Hi I'm new to MN but thrilled to find Pedants' corner. Could someone please explain whether it is ever Ok
to use 'till' as a shortened form of 'until'
I always use ''til' but see 'till' used so often I'm beginning to question what is correct. Thanks in advance.

Havingkittens Fri 15-Feb-13 13:26:25

'til is correct. The apostrophe replaces the missing letters from until which only has one L. Till is what you get in shops.

TwllBach Fri 15-Feb-13 13:26:36

<waits for answer>

HotTamaleWoman Fri 15-Feb-13 13:29:17

Both are acceptable, but till is actually more correct. It is an older form.

PrincessFiorimonde Fri 15-Feb-13 13:39:08

HotTamale is right.


I think 'til is used more in the USA and till used more in the UK, but I could have just imagined that.

Loz1980 Fri 15-Feb-13 13:53:20

Thanks Princess. I always thought it was the other way round and that those 'dumb Yanks' couldn't cope with an apostrophe so used 'till' . Wish I knew for sure though as I'd hate to think I was using the American version.

Havingkittens Fri 15-Feb-13 14:01:55

That's interesting. I thought the same as Loz.

Strix Fri 15-Feb-13 14:07:17

Well, being a "dumb" yank I shall plan both feet firmly in the 'til camp.

Till is the British word for cashier.

"Dumb" yank... hmm

PrincessFiorimonde Fri 15-Feb-13 14:29:33

Poor Strix! grin

I don't know how authoritative this site is, but it seems to agree with me. And with Strix, of course. ('Because many Americans mistakenly view till as incorrect, the word is much more common outside American English'). So I'm hoping it's right!

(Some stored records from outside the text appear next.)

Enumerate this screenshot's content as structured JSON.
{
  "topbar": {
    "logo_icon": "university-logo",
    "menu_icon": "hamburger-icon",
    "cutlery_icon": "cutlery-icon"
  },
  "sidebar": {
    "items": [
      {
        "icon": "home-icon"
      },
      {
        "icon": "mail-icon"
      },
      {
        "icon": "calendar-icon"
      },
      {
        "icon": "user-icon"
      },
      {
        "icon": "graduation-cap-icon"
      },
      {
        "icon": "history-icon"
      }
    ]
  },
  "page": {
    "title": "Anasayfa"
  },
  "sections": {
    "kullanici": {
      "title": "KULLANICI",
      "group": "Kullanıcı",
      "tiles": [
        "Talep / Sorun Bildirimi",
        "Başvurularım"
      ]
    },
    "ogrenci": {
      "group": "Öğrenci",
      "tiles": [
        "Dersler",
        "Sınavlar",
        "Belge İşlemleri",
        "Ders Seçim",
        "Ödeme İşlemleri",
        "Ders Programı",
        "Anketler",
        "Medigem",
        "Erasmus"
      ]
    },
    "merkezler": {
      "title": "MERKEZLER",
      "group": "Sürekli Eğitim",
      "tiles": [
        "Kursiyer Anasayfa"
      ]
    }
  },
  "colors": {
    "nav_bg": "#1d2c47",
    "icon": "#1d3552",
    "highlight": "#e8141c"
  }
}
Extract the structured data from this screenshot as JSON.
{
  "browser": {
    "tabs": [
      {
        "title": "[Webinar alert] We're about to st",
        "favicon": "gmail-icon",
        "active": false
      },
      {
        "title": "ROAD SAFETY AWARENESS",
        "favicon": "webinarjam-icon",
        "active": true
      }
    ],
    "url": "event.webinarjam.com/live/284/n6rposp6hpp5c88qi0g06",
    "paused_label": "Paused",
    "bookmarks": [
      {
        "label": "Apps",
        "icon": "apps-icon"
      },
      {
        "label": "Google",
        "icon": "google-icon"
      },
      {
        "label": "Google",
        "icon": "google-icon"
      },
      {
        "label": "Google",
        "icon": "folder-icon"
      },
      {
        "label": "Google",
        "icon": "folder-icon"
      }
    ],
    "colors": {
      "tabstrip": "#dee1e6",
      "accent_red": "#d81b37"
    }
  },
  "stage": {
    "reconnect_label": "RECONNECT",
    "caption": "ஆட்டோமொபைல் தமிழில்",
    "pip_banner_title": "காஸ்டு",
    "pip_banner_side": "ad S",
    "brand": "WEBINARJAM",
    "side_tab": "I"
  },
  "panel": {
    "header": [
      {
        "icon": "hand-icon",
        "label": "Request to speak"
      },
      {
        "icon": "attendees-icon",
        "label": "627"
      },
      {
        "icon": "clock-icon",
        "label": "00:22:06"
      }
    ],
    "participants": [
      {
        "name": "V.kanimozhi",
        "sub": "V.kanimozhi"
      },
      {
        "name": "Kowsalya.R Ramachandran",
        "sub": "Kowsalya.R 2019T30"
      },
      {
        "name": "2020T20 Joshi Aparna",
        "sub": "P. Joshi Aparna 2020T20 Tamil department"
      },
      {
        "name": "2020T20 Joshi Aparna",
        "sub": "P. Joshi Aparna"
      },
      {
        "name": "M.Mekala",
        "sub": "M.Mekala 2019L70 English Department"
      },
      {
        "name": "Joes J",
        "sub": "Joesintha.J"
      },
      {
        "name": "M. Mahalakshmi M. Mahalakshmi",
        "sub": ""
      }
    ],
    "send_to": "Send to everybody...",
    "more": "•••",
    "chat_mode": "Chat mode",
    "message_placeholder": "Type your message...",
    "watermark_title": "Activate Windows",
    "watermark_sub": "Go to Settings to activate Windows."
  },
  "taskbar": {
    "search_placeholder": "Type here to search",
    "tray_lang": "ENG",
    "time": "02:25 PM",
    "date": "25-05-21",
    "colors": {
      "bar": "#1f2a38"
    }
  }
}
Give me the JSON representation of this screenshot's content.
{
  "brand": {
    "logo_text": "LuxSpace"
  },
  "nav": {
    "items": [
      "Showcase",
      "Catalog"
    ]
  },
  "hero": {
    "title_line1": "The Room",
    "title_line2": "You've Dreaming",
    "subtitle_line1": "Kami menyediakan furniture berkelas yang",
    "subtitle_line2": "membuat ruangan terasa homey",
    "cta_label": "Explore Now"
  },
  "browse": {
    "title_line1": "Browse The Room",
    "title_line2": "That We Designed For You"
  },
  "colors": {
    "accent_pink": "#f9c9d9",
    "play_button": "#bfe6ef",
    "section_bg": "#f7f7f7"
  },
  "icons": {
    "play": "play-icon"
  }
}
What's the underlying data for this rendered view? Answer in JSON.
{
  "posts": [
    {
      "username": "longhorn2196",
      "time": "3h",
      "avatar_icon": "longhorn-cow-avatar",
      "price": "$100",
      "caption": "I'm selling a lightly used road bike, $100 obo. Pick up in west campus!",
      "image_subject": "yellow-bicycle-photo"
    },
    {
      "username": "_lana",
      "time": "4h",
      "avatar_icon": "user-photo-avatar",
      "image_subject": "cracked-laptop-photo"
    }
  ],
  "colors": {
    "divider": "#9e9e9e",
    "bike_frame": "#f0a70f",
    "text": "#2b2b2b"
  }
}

newgirl Fri 15-Feb-13 14:31:03

sorry if im editing a book I will always change either to until - its fine in spoken language, but a bit odd in written

gastrognome Sun 17-Feb-13 06:56:40

I always remember an old dictionary of mine (Collins, I think) that asserted that "till" is not a contraction of "until", and therefore "'til" is incorrect.

I must admit to absolutely loathing the apostrophised version. It truly sets my teeth on edge. "Till" is fine though.